Member of the Florida House of Representatives from the Madison district
- In office 1854–1855

Personal details
- Born: 1813 Georgia, U.S.
- Died: after April 5, 1862 (aged at least 49)
- Party: Democratic
- Spouse: Fanny
- Children: 5, including Frank

Military service
- Allegiance: Confederate States
- Branch/service: Confederate States Army
- Years of service: 1861–1862
- Rank: Private
- Unit: 1st Florida Infantry
- Battles/wars: American Civil War

= Barton C. Pope =

Florida state representative

Barton C. Pope (1813 – after April 5, 1862) was an American lawyer and politician from the state of Florida.

== Life ==
Pope was born in Georgia in 1813 or 1814. Pope moved to the Florida Territory sometime between 1827 and 1844. In 1844, he purchased 200 acres of land from Henry Sapp in Madison County, Florida.

Pope became a prominent a lawyer in Madison County.
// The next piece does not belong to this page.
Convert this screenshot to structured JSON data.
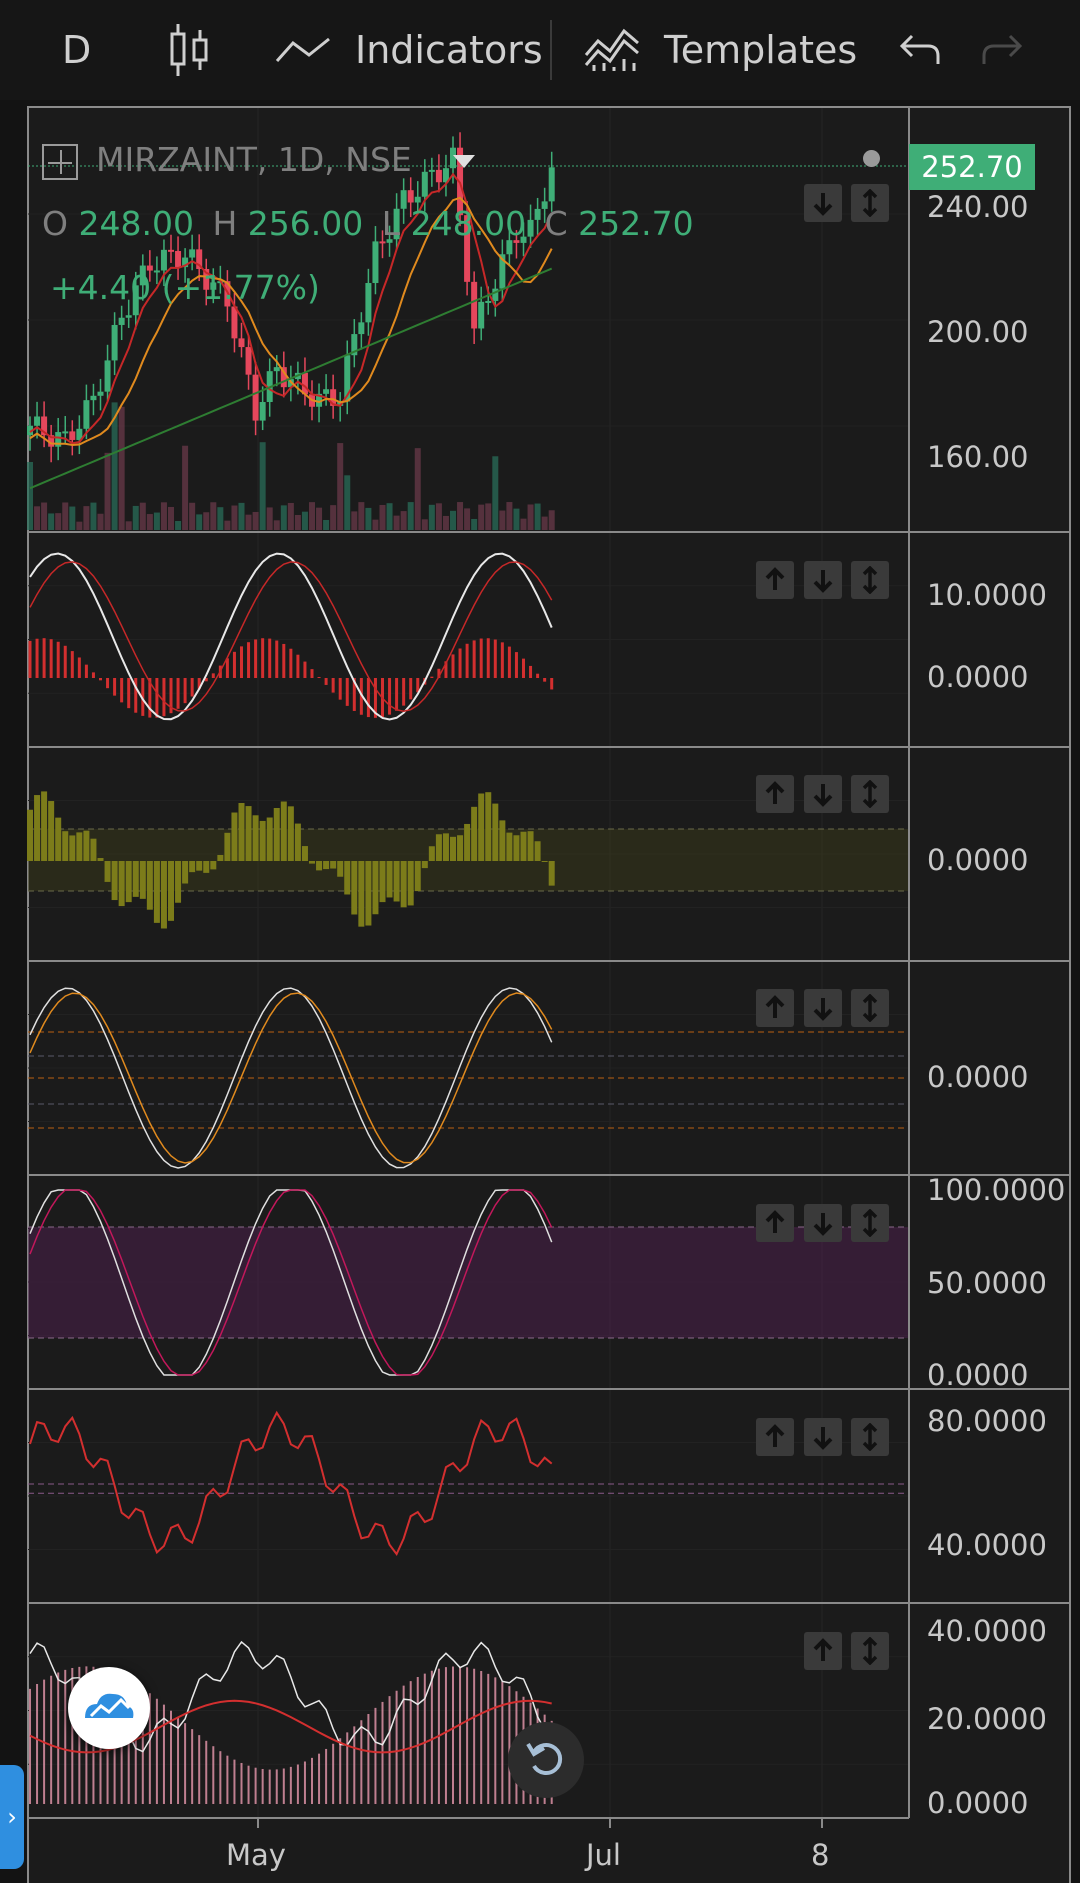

In 1849, he was nominated by state senator William P. Moseley of Madison County to be the solicitor for Florida's Middle Judicial Circuit Court; however, Pope lost the nomination vote to former state representative Samuel B. Stephens of Gadsden County.

He was also a Freemason, becoming a high-ranking member of the Madison County's Masonic lodge, serving as Grand Orator in 1851 and as the Lodge Master from 1853 to 1855.
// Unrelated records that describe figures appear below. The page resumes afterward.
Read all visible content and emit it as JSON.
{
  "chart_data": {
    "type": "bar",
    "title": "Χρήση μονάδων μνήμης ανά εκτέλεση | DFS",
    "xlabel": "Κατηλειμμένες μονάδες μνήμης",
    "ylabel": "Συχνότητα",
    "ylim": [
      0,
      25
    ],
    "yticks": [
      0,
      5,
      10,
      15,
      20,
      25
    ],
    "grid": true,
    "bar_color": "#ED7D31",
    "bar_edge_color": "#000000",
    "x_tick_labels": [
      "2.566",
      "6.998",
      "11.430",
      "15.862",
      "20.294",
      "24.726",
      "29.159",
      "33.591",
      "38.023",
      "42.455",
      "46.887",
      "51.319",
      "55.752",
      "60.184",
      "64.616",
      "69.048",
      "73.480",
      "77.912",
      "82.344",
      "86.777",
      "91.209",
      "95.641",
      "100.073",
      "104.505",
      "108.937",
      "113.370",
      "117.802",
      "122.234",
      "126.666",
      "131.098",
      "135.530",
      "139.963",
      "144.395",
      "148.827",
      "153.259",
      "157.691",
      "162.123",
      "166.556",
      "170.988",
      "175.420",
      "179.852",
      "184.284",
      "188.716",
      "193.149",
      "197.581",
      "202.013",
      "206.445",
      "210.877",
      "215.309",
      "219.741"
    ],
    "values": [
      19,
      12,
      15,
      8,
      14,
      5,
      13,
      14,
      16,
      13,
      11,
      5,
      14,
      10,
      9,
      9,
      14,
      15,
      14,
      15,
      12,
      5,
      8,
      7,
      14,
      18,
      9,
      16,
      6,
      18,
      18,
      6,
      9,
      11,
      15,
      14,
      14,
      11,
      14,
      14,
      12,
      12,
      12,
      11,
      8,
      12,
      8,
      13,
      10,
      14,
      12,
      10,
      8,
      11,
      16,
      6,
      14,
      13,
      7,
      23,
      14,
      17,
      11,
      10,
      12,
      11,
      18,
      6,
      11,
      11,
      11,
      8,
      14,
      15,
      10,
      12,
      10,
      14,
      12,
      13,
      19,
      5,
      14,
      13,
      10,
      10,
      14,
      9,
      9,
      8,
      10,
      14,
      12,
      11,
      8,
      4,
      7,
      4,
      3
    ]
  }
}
In 1854, Pope was elected to represent Madison County as a Democrat in the Florida House of Representatives, serving until 1855.
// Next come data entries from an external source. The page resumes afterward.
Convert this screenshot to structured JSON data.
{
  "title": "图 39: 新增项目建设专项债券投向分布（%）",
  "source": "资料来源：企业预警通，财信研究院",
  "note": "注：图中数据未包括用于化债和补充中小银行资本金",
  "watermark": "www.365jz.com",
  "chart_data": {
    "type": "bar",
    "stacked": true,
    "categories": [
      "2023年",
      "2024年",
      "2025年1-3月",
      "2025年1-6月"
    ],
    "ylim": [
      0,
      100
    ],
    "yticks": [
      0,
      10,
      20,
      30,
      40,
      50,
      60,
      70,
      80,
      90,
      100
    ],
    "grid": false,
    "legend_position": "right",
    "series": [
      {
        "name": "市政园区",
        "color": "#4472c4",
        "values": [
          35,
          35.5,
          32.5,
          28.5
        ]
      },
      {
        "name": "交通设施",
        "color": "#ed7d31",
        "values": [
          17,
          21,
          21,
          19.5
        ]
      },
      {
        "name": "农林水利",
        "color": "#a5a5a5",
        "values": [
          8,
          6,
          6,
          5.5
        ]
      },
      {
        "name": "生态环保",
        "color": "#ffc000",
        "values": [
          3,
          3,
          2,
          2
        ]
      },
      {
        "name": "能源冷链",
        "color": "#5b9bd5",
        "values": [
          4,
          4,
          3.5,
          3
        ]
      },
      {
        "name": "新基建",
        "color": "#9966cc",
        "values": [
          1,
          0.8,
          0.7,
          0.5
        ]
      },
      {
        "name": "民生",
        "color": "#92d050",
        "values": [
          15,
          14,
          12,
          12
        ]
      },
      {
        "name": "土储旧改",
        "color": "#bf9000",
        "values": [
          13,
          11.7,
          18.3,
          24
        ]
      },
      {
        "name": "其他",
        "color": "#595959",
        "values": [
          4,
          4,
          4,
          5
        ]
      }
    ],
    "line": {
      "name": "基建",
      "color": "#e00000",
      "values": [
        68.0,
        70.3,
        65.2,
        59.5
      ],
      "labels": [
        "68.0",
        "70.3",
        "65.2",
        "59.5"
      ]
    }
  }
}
Pope was a candidate for the Democratic nomination in the 1860 United States House of Representatives election in Florida for Florida's at-large congressional district. Though he was the early frontrunner for the nomination, he was defeated on the 12th ballot at the party convention by Robert Benjamin Hilton, the clerk of the Florida House of Representatives.

At the outbreak of the American Civil War, Pope enlisted in the Confederate States Army as a private, joining Company F of the 1st Florida Infantry Regiment on April 4, 1861 for a 12-month service. He was mustered out at the same rank on April 5, 1862. It is from this point that Pope disappears from the historical record.

== Family ==
Pope had a brother named W. Henry Pope who represented Jackson County, Florida in the Florida House of Representatives in 1856.

Pope was married to a woman named Fanny, who was 10 years his junior. They had at least five children: four sons named Clifford (born 1844 or 1845), Frank, Hunter, and Randall (latter three were born after 1850); as well as a daughter named Anna (born 1846 or 1847).

Frank, Hunter, and Randall Pope all became prominent attorneys. Frank later became a Florida state senator while Hunter was murdered by a family friend, John Cason, following a dispute regarding a billiards game.